3. The margin structure improves as the network scales. This is the directional opposite of a traditional cloud provider’s cost curve, and it is the structural basis for the lock-in mechanics described in the business model section above.
Verifiable Inference:
1. This is the fourth moat and the least understood. TEE-backed inference with cryptographic attestations produces a proof that a specific model generated a specific output, without revealing the model’s weights or the user’s input data.
2. For autonomous agents executing financial transactions on-chain, the inference output is the instruction. Without cryptographic proof, that instruction is trusted. With it, it is verified.
3. Ritual, backed by Archetype with ~$25M raised, is building Infernet: smart contracts that natively call ML models with cryptographic proofs. Inference Labs shipped Sertn’s Proof Inspector in May 2026, generating the highest-engagement technical post in the category that month. Neither has a token.

The narrative has not produced a breakout yet, and that’s understable since we haven’t seen a breakout success, or proof it can work at scale, or has any specific enterprise deals tied to it yet. Despite that, verifiable inference is arguably the most defensible structural moat in the stack and is currently trading at the lowest awareness premium of the four.

The Bear Case

The honest version of this thesis requires stating four risks that could break the thesis around decentralized inference, and make this whole thesis stale. Below I break down each one of them:

Dependency Risk:
1. Chutes is running an estimated ~90% subsidy ratio which means nine in every ten dollars of revenue is token-subsidised, not organically generated.
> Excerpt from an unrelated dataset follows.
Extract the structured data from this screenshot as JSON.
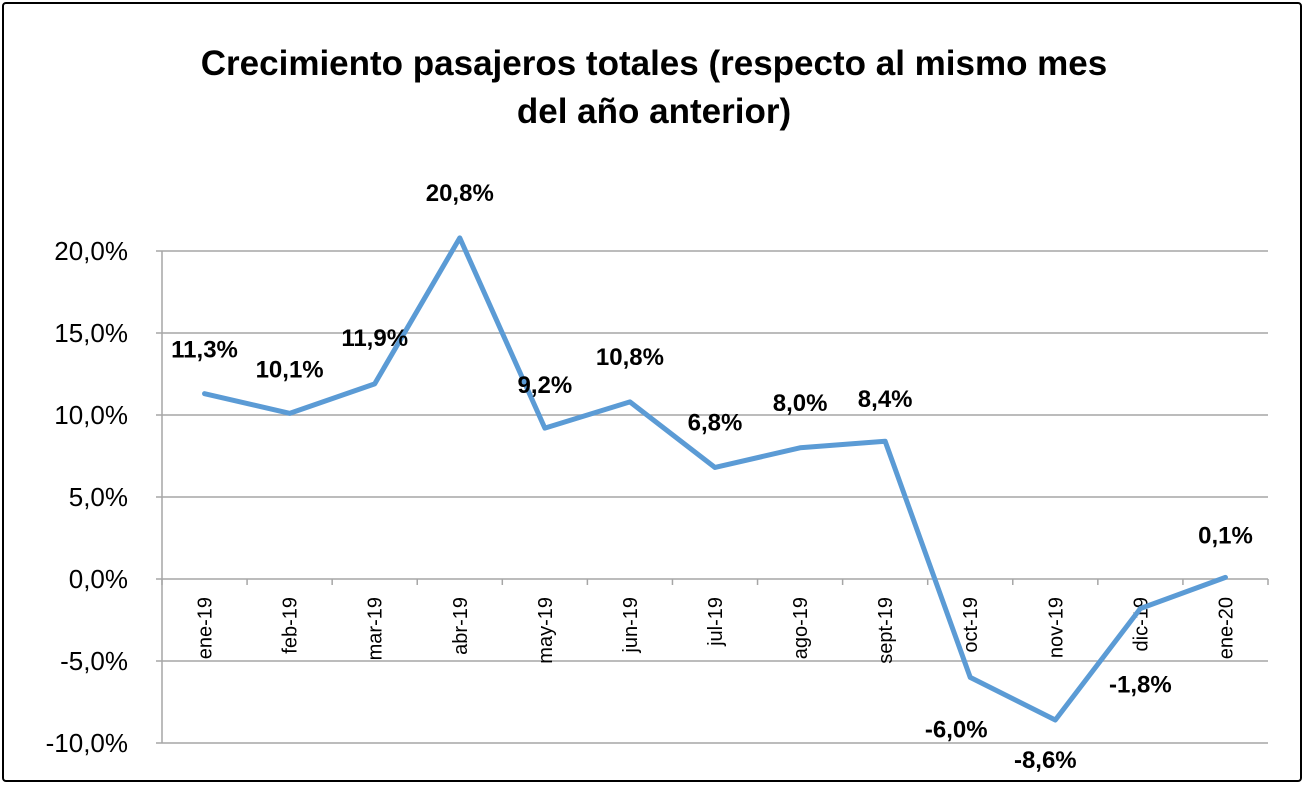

This exceeds even Helium’s 78% benchmark from the DePIN cycle, which was itself considered alarming at the time.
2. Most decentralized inference revenue is still token-subsidised rather than organically generated. If token prices fall, compute subsidies shrink, the pricing advantage narrows, and users with no structural switching costs have limited reasons to remain.
3. No protocol in this stack has proven sustainable organic unit economics at scale. That is not a minor caveat. It is the foundational question the thesis must answer to convert from speculative to durable.
The TAO halving risk:
1. This one is specifically for Bittensor-native projects. Daily emissions were cut from 7,200 to 3,600 TAO in December 2025. Subnet miners whose incentives fall below compute cost break-even will exit.
2. The Pareto distribution of subnet quality means a significant portion face meaningful pressure. Inference subnets with real revenue are better insulated than meme subnets, but the halving risk is present across the ecosystem and the 60-day churn data post-halving is the primary risk variable to monitor.
Venice’s centralisation critique:
1. The argument that Venice runs on centralised infrastructure with a decentralised token wrapper is not a fringe position.
2. If regulatory pressure tightens around centralised AI infrastructure operating with decentralised tokenomics, Venice faces a structural exposure that Chutes, by architecture, does not.
Lopsided demand curve:
1. Demand is still scarce relative to supply. Significant capital has been deployed into decentralized AI infrastructure. Institutions are running pilots, not production workloads.
2. No enterprise-scale production deployment is confirmed for any protocol in this stack. The category’s revenue is real. The scale at which it needs to operate to justify current market caps requires enterprise adoption that has not arrived.

What to Watch

Three developments will determine whether this thesis upgrades from its current state to full institutional validation.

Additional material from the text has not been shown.